A similar, but more modest proposal aimed primarily at agricultural workers and spearheaded by Rep. Howard L. Berman (D-Calif.) failed to win final approval last year in part because some agribusiness leaders opposed some protections for workers included in the legislation.

Independent and partisan analysts have contended that Hispanic support for the GOP suffered long-term damage when former California governor Pete Wilson (R) led the campaign for California's Proposition 187 in 1994. The measure, approved by voters, cut off some state benefits to illegal immigrants.

"It [187] was very bad timing if you look at the demographics of the state," said University of California at San Diego political scientist Gary Jacobson. "It was deeply offensive to Mexican Americans" and was promoted by an "inflammatory" ad campaign.

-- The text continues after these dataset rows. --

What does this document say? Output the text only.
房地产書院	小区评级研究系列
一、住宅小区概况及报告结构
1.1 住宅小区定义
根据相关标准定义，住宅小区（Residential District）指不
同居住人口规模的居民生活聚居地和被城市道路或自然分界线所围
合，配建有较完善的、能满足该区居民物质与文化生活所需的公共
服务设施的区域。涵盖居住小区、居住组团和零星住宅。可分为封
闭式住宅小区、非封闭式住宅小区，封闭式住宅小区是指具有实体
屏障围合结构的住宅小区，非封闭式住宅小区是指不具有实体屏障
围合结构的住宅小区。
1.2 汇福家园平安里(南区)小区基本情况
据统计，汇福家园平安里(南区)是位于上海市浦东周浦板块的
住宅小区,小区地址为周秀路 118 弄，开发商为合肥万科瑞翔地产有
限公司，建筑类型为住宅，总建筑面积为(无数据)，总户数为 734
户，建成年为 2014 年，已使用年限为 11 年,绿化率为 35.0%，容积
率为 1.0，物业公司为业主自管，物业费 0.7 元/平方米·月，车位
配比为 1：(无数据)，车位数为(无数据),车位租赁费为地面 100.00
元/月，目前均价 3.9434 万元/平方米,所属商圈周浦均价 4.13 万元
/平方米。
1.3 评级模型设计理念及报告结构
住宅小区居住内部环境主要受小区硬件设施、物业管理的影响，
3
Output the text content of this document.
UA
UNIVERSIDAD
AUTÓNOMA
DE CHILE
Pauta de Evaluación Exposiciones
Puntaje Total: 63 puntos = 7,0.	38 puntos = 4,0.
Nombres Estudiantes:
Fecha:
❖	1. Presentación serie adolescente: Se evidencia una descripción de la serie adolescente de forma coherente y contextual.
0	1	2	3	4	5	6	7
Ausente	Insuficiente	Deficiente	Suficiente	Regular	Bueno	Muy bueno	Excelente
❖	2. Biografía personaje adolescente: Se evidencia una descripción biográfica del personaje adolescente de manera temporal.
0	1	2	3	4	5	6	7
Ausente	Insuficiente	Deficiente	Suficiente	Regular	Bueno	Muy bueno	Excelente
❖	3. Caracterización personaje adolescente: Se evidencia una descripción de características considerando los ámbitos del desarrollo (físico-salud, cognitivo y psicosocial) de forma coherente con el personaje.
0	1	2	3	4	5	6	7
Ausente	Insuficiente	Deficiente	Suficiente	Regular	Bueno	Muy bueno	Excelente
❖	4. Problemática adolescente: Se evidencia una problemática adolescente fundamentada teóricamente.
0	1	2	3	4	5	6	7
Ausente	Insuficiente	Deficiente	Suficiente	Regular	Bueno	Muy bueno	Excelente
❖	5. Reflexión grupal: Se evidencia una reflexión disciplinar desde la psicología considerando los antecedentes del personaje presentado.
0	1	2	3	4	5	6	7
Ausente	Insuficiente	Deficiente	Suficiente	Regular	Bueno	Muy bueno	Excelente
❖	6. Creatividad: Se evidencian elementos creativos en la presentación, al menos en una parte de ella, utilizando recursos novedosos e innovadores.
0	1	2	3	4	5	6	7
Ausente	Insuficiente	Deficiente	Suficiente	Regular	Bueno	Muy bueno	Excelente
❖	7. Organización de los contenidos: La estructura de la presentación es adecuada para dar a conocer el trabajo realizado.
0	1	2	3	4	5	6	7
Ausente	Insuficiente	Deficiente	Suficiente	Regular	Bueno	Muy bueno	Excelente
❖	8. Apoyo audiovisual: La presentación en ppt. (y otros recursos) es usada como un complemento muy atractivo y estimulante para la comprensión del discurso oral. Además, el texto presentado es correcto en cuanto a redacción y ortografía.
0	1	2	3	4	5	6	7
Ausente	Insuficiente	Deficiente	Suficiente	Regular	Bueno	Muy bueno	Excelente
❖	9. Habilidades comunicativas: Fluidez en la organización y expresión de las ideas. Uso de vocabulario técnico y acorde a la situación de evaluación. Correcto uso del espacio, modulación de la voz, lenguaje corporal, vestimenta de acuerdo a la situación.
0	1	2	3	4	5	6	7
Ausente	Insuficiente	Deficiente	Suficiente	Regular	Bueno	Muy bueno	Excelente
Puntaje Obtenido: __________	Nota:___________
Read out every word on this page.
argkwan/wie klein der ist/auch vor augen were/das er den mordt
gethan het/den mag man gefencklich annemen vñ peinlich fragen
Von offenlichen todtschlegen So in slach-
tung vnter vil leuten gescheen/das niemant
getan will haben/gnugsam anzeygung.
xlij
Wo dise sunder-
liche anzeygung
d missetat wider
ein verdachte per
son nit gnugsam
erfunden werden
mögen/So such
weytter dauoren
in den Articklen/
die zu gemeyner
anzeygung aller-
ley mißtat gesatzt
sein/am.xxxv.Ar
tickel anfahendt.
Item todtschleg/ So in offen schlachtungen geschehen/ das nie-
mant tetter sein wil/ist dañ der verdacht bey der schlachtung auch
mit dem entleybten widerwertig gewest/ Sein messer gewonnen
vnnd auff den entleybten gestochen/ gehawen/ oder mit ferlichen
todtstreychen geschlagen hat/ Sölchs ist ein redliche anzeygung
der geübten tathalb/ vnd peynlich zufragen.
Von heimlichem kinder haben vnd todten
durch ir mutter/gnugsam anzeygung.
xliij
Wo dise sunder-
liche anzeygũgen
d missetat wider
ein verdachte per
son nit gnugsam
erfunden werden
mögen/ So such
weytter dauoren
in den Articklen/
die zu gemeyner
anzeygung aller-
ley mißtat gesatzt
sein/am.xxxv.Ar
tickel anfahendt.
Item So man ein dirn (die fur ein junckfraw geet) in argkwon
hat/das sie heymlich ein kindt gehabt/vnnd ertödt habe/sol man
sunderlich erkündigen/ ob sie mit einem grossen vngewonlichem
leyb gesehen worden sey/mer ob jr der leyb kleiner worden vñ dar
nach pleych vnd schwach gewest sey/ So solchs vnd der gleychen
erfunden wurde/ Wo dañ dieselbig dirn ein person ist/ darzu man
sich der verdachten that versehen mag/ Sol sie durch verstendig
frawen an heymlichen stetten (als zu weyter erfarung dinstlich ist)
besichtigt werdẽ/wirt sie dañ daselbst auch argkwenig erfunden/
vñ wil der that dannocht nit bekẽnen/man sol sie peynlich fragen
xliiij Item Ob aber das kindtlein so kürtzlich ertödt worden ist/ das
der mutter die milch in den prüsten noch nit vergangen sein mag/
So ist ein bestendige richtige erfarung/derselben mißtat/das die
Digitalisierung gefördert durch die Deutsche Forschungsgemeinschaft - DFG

An analysis by Bernd Schwieren, a GOP political consultant in California, shows that minority support for Republicans declined substantially in the state after the passage of Proposition 187. The average Hispanic vote for Republican candidates fell from 30.7 percent between 1988 and 1994 to 22.8 percent from 1996 to 2000. The Asian American vote fell from 46 percent to 39.2 percent, and the black vote from 14.1 percent to 10.6 percent.

Staff writer Cheryl W. Thompson contributed to this report.